For all those of a certain generation who worry that mobile phone use is negatively impacting society, there’s some good news to report about the use of apps for learning. Mobile learning may actually be a better way to keep students engaged in their lessons due to the format in which the course material is delivered: bite-sized chunks.

During the 1950s, a Harvard psychology professor noted that there’s only so much room available in our short-term memories, so we need to chunk material together to make sense of it. These chunks cannot be too big or they’ll overwhelm our capacity to retain the information. Mobile apps provide the perfect platform for delivering the bite-sized chunks that students can easily take in and remember.

Other than the ability to better integrate information delivered in small chunks, bite-sized delivery can be presented within a shorter time frame. Instruction specialists have found that our neurons become overwhelmed after a period of 20 minutes.

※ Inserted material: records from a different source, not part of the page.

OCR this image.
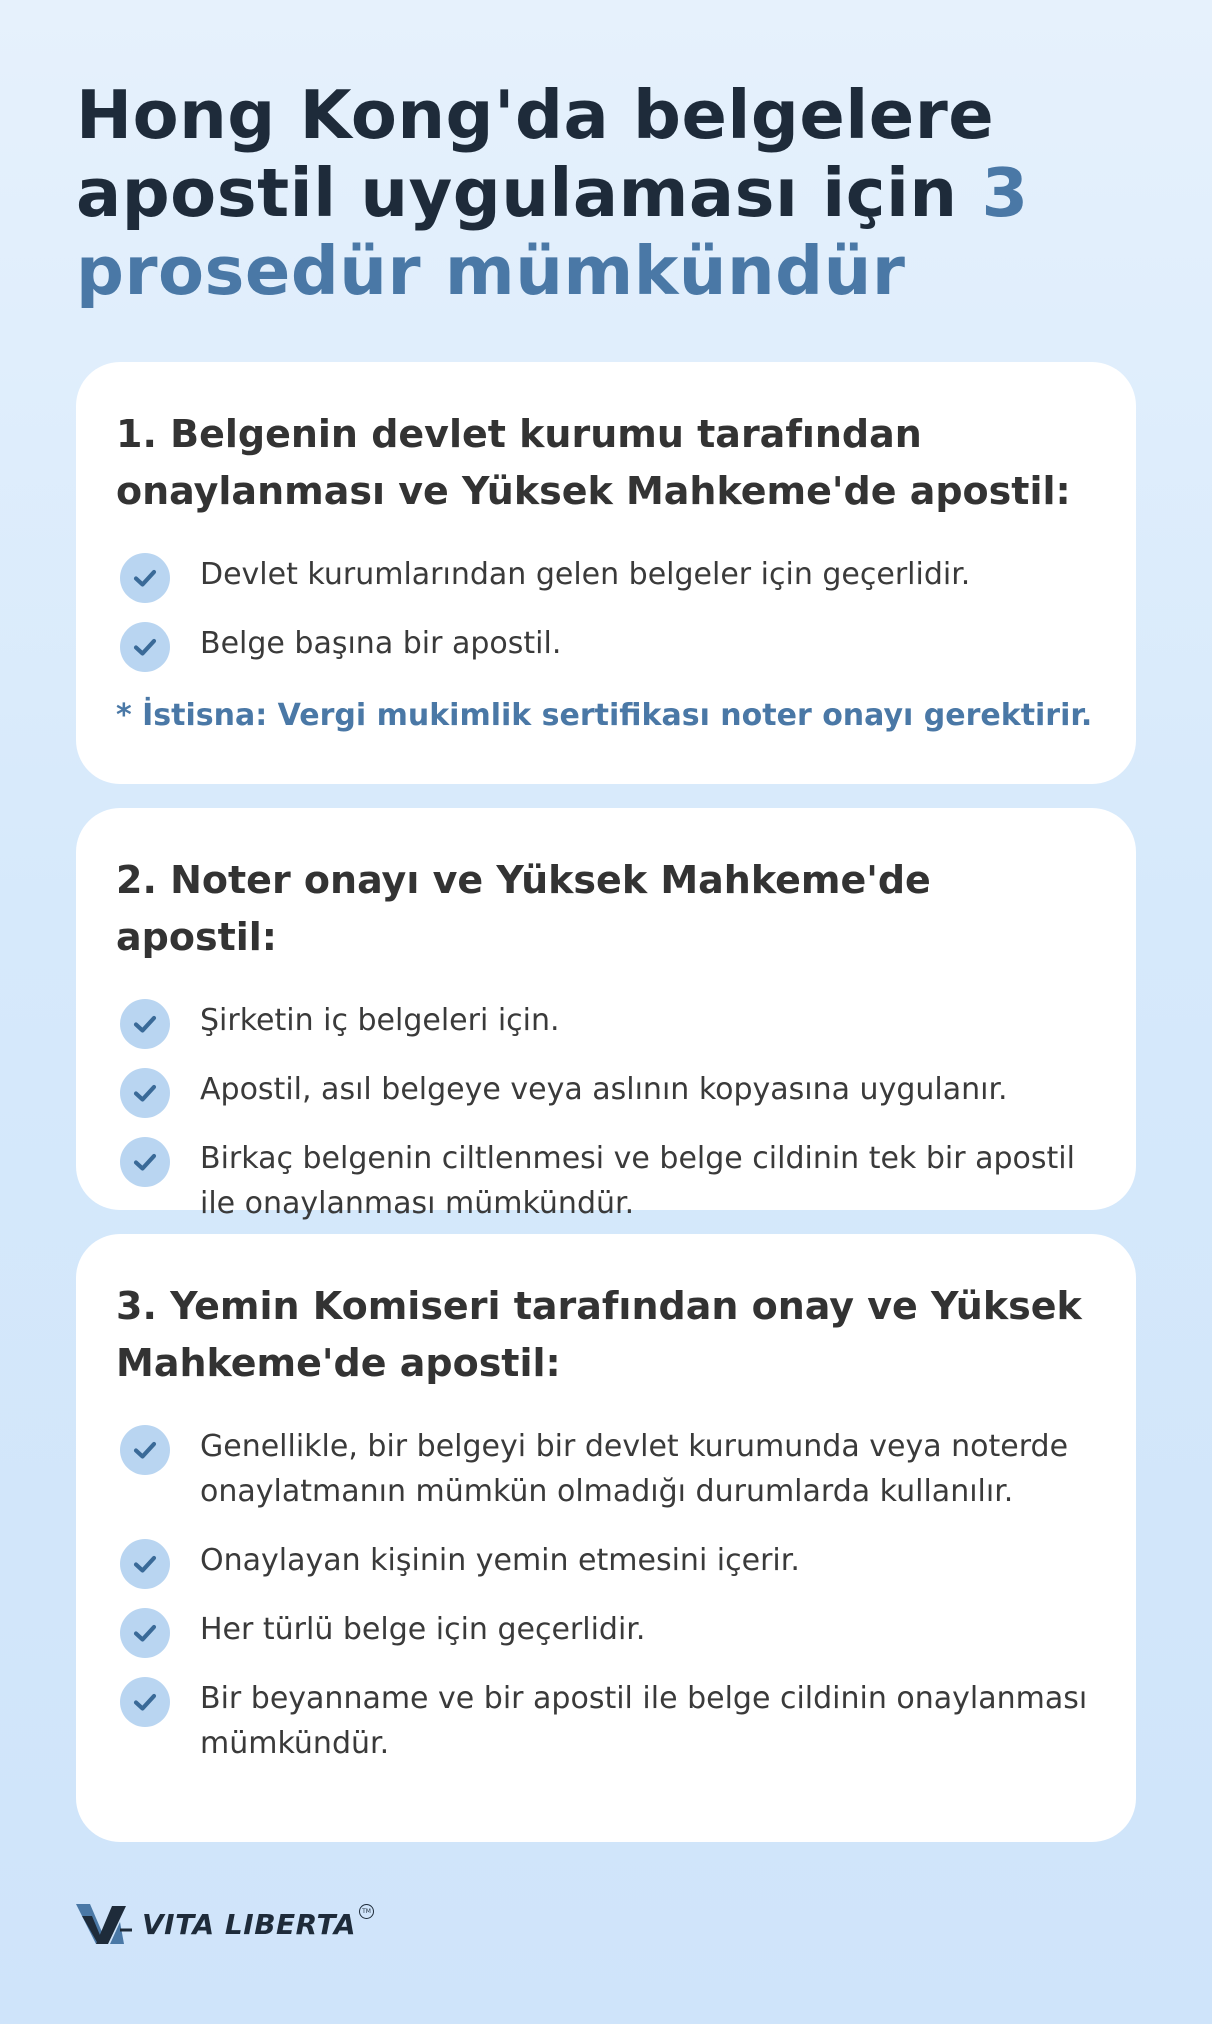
Hong Kong'da belgelere apostil uygulaması için 3 prosedür mümkündür
1. Belgenin devlet kurumu tarafından onaylanması ve Yüksek Mahkeme'de apostil:
Devlet kurumlarından gelen belgeler için geçerlidir.
Belge başına bir apostil.
* İstisna: Vergi mukimlik sertifikası noter onayı gerektirir.
2. Noter onayı ve Yüksek Mahkeme'de apostil:
Şirketin iç belgeleri için.
Apostil, asıl belgeye veya aslının kopyasına uygulanır.
Birkaç belgenin ciltlenmesi ve belge cildinin tek bir apostil ile onaylanması mümkündür.
3. Yemin Komiseri tarafından onay ve Yüksek Mahkeme'de apostil:
Genellikle, bir belgeyi bir devlet kurumunda veya noterde onaylatmanın mümkün olmadığı durumlarda kullanılır.
Onaylayan kişinin yemin etmesini içerir.
Her türlü belge için geçerlidir.
Bir beyanname ve bir apostil ile belge cildinin onaylanması mümkündür.
VITA LIBERTA	TM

Students do best when they can limit learning to 20-minute sessions and then take a small break before returning.

App Images Help Memory Retention

Research has established that images are more effective for helping people retain information than are lectures or text passages:

  • The human brain can access and hold onto visual information more easily than audio information or blocks of text.
  • Images like infographics provide visual maps to explain how processes work and the way in which concepts are pieced together. People can more easily comprehend concepts presented visually than when they read a series of paragraphs on the same topic.
  • Visual images are more likely to be linked to the creation of emotions, and it’s emotions that, in turn, create long-term memories.

A good m-Learning app will use a variety of methods to encourage learning, but visuals appear to play a dominant role in helping users retain the material they’ve learned.

Why We Shouldn’t be too Quick to Tell People to Put Their Phones Away

Mobile phones may never be acceptable at the dinner table, but they do serve useful functions other than just catching up on social media and texting with friends. Evidence has shown that mobile apps can make a real difference in the way people learn and retain information, and their use is becoming more accepted among those who study educational methods. It’s certainly not anything like a traditional approach to learning, and for a sizable segment of the population, that’s a good thing!